I got on a bus this morning to travel a few stops to the train station. I left my Oystercard on the dresser so handed the driver (a dead ringer for the rapper IceCube as it happens) a crisp beautiful new fiver. He refused to accept it as he said he didn't have the change, so I had to walk. I had the money, but he wouldn't take it.
Bit of a pain really.
Reminded me of the many things we take for granted in our wonderful world of the game of shipping that make my life, and the lives of my fellow bunker professionals, harder than they need to be.
The concept of single-shipowning companies are well known and well discussed. Essentially it is where you place your vessel asset owning company offshore somewhere like Liberia, Cyprus, the Marshall Islands or St Kitts & Nevis, for tax reasons.
Since they are zero disclosure domiciles, you can keep the performance of your vessel out of the public eye and pay less tax, thus giving you an advantage. Where issues arise is when you then demand credit for bunker stems for your vessel via the offshore company.
It is the market's decision to use such vessel ownership mechanisms, yet systemically we cannot give them the credit they want on that basis
Credit insurers will not generally cover such risk so inherently the risk for the bunker company is higher. So you go back to the customer and you explain that you cannot offer the 45 or 60 day terms that they are asking for because you can't insure it and they then criticize you for a lack of support.
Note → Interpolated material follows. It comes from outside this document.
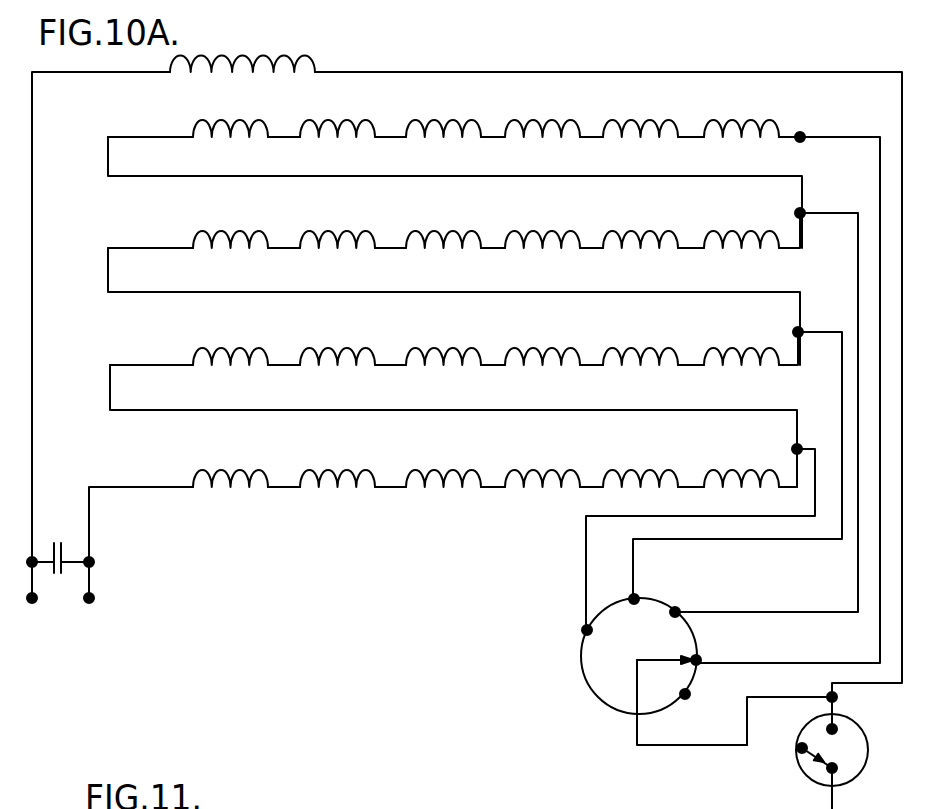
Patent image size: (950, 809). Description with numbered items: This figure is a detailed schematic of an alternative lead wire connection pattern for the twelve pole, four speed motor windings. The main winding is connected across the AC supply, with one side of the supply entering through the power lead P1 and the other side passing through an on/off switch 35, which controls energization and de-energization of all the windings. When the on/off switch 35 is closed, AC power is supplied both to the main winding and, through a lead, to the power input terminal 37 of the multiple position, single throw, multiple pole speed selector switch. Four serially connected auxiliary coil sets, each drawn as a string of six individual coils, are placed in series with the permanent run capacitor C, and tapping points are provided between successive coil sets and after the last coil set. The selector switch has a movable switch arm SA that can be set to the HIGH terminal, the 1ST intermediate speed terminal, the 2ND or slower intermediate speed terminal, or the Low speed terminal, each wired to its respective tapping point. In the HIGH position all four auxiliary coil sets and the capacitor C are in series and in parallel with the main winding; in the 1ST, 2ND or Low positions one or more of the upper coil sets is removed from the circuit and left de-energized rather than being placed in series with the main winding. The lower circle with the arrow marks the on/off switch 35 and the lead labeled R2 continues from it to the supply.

It is the market's decision to use such vessel ownership mechanisms, yet systemically we cannot give them the credit they want on that basis, unless we want to do uninsured business and take a far higher risk in the process. A risk that isn't nearly being covered by the margins we are able to make on the account.
Or the case where some owners keep vessels on well past their scrap-by date operating them at the shallow end of the spot market. Freight is often paid later at this end of the market, where the charterer does not want to pay the going rate and chooses older tonnage at a slightly lower rate. They very often pay late.
Problem is the owner comes to the bunker markets asking for credit to cover, and finds most are unwilling to give credit for this vessel because they are a higher risk (of scrapping without paying). So often the more they need extended credit support from the bunker companies the less the (smart) bunker companies are inclined to give it. They chose to do things in this way, yet get upset when it creates issues for us.
You are damned if you do and damned if you don't. Of course we know why shipping companies do it. They won't change. It is how it is and we cannot change it. But what's a credit manager to do?
In either case you probably walk away and the trader is disgusted, making that face they make when they want you to KNOW they think you just stole food from their children's mouths. We won't do the business, the trader will (probably) starve to death, cold, homeless and alone, plus it's a lot of work hunting around this new-fangled interweb thingy for any scrap of info that can give you a lead which is ultimately a waste of everyone's time.
What's the point? What is there to gain, in this day and age? Daft really if you think about it.
Perhaps Ice T had it the wrong way round. We do end up hating the player not the game.